Mood Themes the World
DOI:
https://doi.org/10.25038/am.v0i29.556Keywords:
apparatus; theme; mood; artificial intelligence; electracy.Abstract
Apparatus theory (a hybrid of McLuhan and Derrida) hypothesizes that a civilization of electracy (the digital apparatus) must learn how to thrive in a lifeworld in which the visceral faculty of appetite is hegemonic. The dominant axis of behavior today is fantasy-anxiety (attraction/repulsion). We propose that world theming has created a vernacular discourse that may be raised to a second power of expression as vehicle of visceral intelligence. The immediate claim is that theming in digital media augments mood (ambiance) into a power of imagination, just as dialectic in writing augmented logic into a power of reason. Fantasy today is persuasive, just as logical entailment is (was) in the rational order of literacy. Decisions determining real events today are being made in worlds of mood.
World theming is evident in the vernacular art practices arising from recent advances in artificial intelligence.

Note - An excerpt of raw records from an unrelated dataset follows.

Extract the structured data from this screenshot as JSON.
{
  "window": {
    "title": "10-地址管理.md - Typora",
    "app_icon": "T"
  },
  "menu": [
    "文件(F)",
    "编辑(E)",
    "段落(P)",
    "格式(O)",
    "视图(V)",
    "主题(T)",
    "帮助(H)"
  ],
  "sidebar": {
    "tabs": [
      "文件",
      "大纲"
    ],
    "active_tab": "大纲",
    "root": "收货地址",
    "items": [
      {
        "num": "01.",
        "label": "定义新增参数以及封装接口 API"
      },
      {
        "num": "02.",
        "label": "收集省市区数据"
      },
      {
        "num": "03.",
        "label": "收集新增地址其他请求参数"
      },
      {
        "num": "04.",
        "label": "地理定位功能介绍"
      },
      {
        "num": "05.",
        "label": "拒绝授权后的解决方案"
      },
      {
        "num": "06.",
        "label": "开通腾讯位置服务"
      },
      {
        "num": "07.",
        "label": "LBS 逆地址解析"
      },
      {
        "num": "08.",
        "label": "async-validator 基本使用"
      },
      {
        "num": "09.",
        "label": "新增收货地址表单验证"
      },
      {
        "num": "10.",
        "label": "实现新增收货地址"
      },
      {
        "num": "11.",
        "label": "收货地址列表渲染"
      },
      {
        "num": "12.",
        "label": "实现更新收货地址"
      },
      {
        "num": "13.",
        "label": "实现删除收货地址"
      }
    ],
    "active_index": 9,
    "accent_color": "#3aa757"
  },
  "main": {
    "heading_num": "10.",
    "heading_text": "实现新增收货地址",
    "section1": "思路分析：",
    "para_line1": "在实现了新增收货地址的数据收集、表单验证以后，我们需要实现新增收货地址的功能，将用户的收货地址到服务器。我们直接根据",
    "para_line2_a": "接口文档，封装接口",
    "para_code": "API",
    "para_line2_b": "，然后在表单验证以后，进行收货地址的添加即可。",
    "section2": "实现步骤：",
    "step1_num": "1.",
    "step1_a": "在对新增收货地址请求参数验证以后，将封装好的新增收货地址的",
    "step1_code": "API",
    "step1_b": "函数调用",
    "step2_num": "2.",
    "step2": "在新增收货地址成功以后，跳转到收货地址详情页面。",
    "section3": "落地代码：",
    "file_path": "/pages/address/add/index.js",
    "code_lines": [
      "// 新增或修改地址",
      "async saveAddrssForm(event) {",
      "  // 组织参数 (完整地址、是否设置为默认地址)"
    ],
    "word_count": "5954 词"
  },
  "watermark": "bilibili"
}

The availability of commodity GPUs, along with public access to advanced research via GitHub, Kaggle, Hugging Face, and the proliferation of forums such as Reddit, Discord, YouTube, and others, has resulted in a renaissance of public engagement with technology-informed creative practice. In addition, the general availability of Google's previously internal-only development tool, Colab, in late 2017 provided access to cloud-based GPUs and storage systems accessible only to data scientists and academics.
In early 2021 Ryan Murdock released a Colab notebook called Big Sleep that combined OpenAI's recently published Contrastive Language-Image Pre-training (CLIP) with BigGAN. This model is a paradigmatic example of our observation. By early 2022, multiple derivations of this process incorporated alternative image generation techniques. This paper will demonstrate how the fundamental basis of these methods are distinctly electrate in their use of ‘theme’ and emphasis on ‘mood’ in world-building, including a case-study animation called Dissipative Off-ramps.